The American Family Association of Indiana has issued an e-alert that includes the following:

 

    Two bills supported by pro-life groups moved successfully through the Indiana Senate this week.  Senate Bills 89 and 90 passed out of the committee hearing stage last week, the amendment stage on Monday and final passage yesterday.   

    Senate Bill 89 requires that a physician performing an abortion in Indiana be in good standing with the local hospital and that the abortionist inform his/her patient of which hospital to go to if there are complications.  SB 89 passed the Senate on a 44-6 vote.  It will need to go through the same three steps in the House next month, if it is to reach the Governor’s office and become law.

    Senate Bill 90 also passed the committee step last week and the amendment stage on Monday, although a pro-abortion legislator amended it.  It passed the Senate on Tuesday as well, with a 39-9 vote. SB 90 adds new requirements to the informed consent information that is to be provided to a woman considering an abortion.  Before she chooses an abortion, in addition to currently required information, a woman would also be told about the expenses that adoptive parents could pay the birth mother should she choose to place her child for adoption.  It also states that life begins at conception and that it is possible under certain circumstances for the fetus to feel pain in some abortion procedures.   
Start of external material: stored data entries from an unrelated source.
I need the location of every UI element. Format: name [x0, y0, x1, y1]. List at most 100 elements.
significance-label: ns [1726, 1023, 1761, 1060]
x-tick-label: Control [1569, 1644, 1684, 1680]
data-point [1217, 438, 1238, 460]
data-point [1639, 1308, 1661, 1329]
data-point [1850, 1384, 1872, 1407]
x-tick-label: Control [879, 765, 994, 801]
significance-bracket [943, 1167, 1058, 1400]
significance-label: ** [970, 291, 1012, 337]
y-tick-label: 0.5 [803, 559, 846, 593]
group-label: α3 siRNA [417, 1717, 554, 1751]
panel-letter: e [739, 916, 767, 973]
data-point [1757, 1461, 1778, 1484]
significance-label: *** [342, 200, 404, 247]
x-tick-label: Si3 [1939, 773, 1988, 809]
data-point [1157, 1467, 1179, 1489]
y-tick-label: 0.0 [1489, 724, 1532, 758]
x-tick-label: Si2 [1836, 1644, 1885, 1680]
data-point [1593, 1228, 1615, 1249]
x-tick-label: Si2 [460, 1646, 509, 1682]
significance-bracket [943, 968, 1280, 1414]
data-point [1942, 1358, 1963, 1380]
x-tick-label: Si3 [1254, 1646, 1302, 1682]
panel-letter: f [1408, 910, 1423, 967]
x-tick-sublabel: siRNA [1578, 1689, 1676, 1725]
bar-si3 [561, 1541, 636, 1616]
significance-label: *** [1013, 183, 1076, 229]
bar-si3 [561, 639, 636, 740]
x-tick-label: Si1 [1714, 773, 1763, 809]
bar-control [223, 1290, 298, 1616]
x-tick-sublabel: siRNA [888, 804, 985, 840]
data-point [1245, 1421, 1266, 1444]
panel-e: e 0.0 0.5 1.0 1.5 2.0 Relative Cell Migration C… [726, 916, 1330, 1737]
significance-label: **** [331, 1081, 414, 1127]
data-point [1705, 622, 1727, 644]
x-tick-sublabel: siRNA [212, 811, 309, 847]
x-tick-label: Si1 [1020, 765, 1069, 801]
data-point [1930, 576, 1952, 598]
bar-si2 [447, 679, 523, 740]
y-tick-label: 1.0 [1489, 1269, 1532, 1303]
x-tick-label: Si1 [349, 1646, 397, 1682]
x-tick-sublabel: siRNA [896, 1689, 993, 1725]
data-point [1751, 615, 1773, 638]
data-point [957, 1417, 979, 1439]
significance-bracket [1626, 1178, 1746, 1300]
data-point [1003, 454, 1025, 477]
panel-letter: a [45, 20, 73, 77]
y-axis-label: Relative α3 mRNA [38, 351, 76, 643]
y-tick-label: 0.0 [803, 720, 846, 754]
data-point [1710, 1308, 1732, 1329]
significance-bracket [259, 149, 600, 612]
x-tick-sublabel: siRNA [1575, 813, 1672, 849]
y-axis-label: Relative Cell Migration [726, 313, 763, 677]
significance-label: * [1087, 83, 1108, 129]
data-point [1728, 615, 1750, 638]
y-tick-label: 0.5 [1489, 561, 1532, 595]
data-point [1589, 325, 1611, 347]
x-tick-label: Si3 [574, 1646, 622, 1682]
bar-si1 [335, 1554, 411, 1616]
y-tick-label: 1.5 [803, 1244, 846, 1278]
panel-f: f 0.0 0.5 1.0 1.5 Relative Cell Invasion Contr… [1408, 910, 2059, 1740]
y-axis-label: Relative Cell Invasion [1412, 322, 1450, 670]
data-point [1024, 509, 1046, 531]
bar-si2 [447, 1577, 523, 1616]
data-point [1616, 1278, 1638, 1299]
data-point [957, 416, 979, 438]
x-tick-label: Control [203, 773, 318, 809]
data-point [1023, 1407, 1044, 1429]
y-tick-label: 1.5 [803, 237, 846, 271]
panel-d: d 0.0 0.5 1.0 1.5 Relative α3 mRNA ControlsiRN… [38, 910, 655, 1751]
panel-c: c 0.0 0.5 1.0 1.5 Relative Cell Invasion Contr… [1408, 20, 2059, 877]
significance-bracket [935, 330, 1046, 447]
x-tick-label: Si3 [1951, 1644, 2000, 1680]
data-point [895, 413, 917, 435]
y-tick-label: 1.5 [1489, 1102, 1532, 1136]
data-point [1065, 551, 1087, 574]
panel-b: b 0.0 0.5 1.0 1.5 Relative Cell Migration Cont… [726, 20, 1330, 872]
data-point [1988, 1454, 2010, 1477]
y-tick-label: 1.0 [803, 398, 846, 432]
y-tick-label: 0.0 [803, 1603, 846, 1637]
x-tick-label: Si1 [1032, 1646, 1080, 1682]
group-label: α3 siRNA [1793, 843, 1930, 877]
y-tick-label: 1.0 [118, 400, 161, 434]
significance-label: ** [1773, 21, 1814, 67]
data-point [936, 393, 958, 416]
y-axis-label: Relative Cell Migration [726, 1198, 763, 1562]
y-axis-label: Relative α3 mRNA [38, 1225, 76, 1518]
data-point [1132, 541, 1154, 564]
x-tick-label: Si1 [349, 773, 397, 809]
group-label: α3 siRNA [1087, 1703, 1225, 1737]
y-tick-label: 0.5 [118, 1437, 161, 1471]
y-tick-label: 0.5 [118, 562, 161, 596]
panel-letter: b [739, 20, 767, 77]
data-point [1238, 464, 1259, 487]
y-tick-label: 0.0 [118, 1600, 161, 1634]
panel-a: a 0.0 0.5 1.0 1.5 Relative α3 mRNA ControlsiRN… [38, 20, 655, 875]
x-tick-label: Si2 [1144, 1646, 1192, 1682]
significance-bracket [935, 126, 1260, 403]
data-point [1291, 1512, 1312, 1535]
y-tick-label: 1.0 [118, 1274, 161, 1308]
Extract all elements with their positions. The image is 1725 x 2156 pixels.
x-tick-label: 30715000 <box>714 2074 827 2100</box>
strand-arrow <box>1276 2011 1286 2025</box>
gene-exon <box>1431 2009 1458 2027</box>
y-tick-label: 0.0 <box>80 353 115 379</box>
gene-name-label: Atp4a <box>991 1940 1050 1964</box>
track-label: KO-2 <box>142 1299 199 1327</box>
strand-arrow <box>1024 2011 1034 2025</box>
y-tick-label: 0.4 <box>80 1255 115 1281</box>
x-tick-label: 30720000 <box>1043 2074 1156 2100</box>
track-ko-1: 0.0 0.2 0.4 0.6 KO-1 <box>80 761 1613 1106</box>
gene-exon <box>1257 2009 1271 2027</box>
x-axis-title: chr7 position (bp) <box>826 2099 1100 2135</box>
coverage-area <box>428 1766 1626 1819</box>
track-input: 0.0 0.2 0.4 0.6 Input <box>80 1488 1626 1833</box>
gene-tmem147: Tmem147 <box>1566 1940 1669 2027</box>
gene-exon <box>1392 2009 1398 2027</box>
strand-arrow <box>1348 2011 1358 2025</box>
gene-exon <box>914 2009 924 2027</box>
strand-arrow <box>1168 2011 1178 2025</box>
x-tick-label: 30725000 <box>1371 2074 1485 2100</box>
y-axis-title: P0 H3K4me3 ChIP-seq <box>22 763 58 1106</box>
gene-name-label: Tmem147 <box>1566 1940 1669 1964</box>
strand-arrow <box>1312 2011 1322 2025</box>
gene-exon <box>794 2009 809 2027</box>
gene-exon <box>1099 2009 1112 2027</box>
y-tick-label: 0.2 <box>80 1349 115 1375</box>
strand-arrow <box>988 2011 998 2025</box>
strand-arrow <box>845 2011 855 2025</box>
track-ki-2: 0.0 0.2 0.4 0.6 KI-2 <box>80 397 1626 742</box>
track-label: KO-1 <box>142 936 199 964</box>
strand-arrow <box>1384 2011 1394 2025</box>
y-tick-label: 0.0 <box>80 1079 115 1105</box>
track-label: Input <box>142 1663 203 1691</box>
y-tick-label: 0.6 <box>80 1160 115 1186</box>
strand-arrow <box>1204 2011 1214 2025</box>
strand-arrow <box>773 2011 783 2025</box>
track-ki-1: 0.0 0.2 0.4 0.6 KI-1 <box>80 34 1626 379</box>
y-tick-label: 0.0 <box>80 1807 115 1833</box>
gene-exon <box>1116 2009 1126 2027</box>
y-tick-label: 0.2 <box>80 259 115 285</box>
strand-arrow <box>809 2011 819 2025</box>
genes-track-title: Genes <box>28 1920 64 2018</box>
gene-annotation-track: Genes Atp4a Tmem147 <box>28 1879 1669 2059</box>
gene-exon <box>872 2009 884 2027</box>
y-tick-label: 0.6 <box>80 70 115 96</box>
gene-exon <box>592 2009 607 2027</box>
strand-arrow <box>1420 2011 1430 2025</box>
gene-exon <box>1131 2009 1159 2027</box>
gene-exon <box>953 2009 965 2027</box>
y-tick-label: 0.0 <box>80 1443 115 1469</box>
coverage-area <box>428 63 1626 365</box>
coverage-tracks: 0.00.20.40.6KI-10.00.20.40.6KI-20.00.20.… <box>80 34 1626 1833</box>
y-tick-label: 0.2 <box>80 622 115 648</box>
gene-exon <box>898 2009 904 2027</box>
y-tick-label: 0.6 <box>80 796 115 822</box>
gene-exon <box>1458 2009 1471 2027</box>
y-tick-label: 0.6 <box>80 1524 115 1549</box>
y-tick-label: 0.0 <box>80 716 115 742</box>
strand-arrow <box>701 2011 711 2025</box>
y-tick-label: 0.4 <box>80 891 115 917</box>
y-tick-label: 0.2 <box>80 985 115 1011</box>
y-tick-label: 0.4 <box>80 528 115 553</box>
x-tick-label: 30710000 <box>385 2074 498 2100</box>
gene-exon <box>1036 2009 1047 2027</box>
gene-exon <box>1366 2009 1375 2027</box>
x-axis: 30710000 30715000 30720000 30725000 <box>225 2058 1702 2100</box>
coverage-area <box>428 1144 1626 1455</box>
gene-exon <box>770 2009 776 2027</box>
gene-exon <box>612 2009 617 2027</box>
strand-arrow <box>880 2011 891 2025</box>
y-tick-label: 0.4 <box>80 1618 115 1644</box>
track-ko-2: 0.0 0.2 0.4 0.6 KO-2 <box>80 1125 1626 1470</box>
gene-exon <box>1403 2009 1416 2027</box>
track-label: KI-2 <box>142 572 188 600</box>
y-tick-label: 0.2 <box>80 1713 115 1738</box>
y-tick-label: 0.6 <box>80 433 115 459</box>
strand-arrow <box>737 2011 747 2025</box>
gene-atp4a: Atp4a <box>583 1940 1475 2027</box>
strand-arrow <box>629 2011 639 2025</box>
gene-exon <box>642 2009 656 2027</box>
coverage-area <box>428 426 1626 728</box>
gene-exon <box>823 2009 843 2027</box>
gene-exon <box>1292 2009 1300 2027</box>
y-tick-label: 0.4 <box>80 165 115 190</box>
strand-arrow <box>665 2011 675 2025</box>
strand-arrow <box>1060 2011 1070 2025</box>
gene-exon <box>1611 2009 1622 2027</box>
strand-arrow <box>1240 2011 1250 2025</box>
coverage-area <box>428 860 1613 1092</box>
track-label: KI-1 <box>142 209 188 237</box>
    As you can imagine, the pro-abortion groups hate this bill.  They offered an amendment to require that in the pamphlet provided to the woman, the risks of childbirth also be included.    This has been a verbal requirement since the passage of informed consent over a decade ago.  The amendment was adopted with little to no serious opposition. There was little else opponents could do to slow or stop SB 90 in the Senate. Both SB 89 and 90 have passed the senate two previous times, but did not receive any action in the House.

    Another very important bill that could be voted out of the Senate Judiciary committee today is Senate Bill 236.  This legislation updates Indiana’s criminal statutes for the crime of “feticide.”    Many readers may remember the Huntington Bank shooting in Indianapolis last summer and the pregnant teller who lost her twin girls after being shot in the stomach.     SB 236 would make the crime applicable to situations before seven months of gestational age, which is how the courts have viewed our current feticide law.  In the Huntington Bank situation, the teller’s girls were only 5 months along.  The county prosecutor could not use the feticide law for a crime for which the law was originally intended.